Ninhos JaponesesSamurai IVYamashiro Hiruma e Petra Sanchez Yamashiro Hiruma, cidadão japonês, nascido em plena era Meiji (1867-1912) na cidade de Yokohama, Edo (atual área metropolitana de Tóquio), herdeiro das tradições e da filosofia oriental, embaixador do Império do Sol Nascente (por vontade própria e espírito aventureiro) meu bisavô (por parte de pai), desembarca no México no fim do século XIX e acaba casando com a mexicana Petra Sanchez, minha sorridente bisavó, gerando uma descendência entre a qual me insiro com orgulho e satisfação. Era de otimismo, de expansão e de vitórias após a derrocada do regime do Xogunato. MEIJI TENNO ou o imperador do “Japão do futuro” põe fim ao regime feudal e vence sucessivamente a China (1895) e a Rússia (1905) estabelecendo-se posteriormente na Coréia e na Manchúria. Os japoneses começam a se voltar para o mundo exterior e iniciam seu movimento migratório à procura de novos horizontes após mais de 300 anos de fechamento total, de introversão, de consolidação das tradições, da filosofia e da religiosidade, características tipicamente orientais, hoje reconhecidas e admiradas pelo resto do mundo.
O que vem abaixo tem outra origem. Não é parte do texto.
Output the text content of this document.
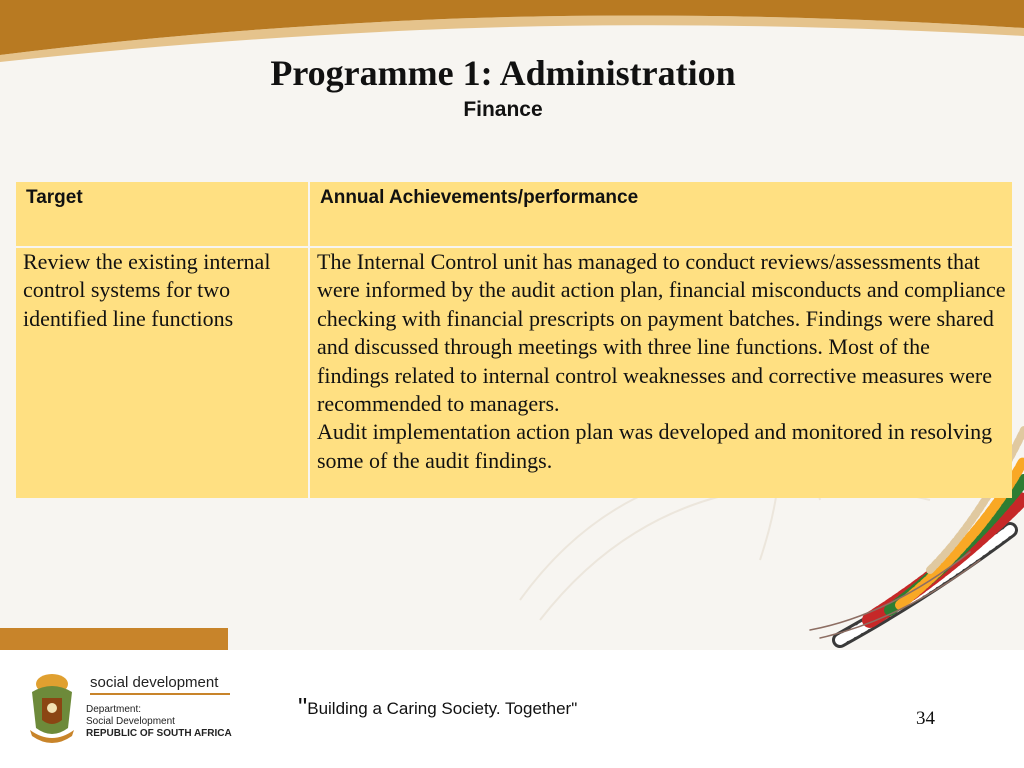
Programme 1: Administration
Finance
Target	Annual Achievements/performance

Review the existing internal control systems for two identified line functions	The Internal Control unit has managed to conduct reviews/assessments that were informed by the audit action plan, financial misconducts and compliance checking with financial prescripts on payment batches. Findings were shared and discussed through meetings with three line functions. Most of the findings related to internal control weaknesses and corrective measures were recommended to managers.
Audit implementation action plan was developed and monitored in resolving some of the audit findings.
social development
Department:
Social Development
REPUBLIC OF SOUTH AFRICA
"Building a Caring Society. Together"	34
Ancestralidade esta pouco conhecida da própria família, ninguém perguntava nada, ao parecer, as pessoas sofriam em silêncio, a introversão à época parecia fazer parte da educação. Meu pai nasceu cinco anos depois do decesso do avô Yamashiro e nunca soube da existência de registros de nascimento. Algumas certidões de batismo e atestados de óbito eram guardados a sete chaves e sempre ocultos à vista das crianças. Nenhum passaporte, nenhum vestígio da sua personalidade, nenhuma lembrança. Ninguém foi capaz de identificar qualquer traço de bondade, ou de um eventual “mau-caratismo” de Yamashiro; nada sobre sua religiosidade ou de qualquer legado desta estranha e misteriosa figura vinda do outro lado do mundo.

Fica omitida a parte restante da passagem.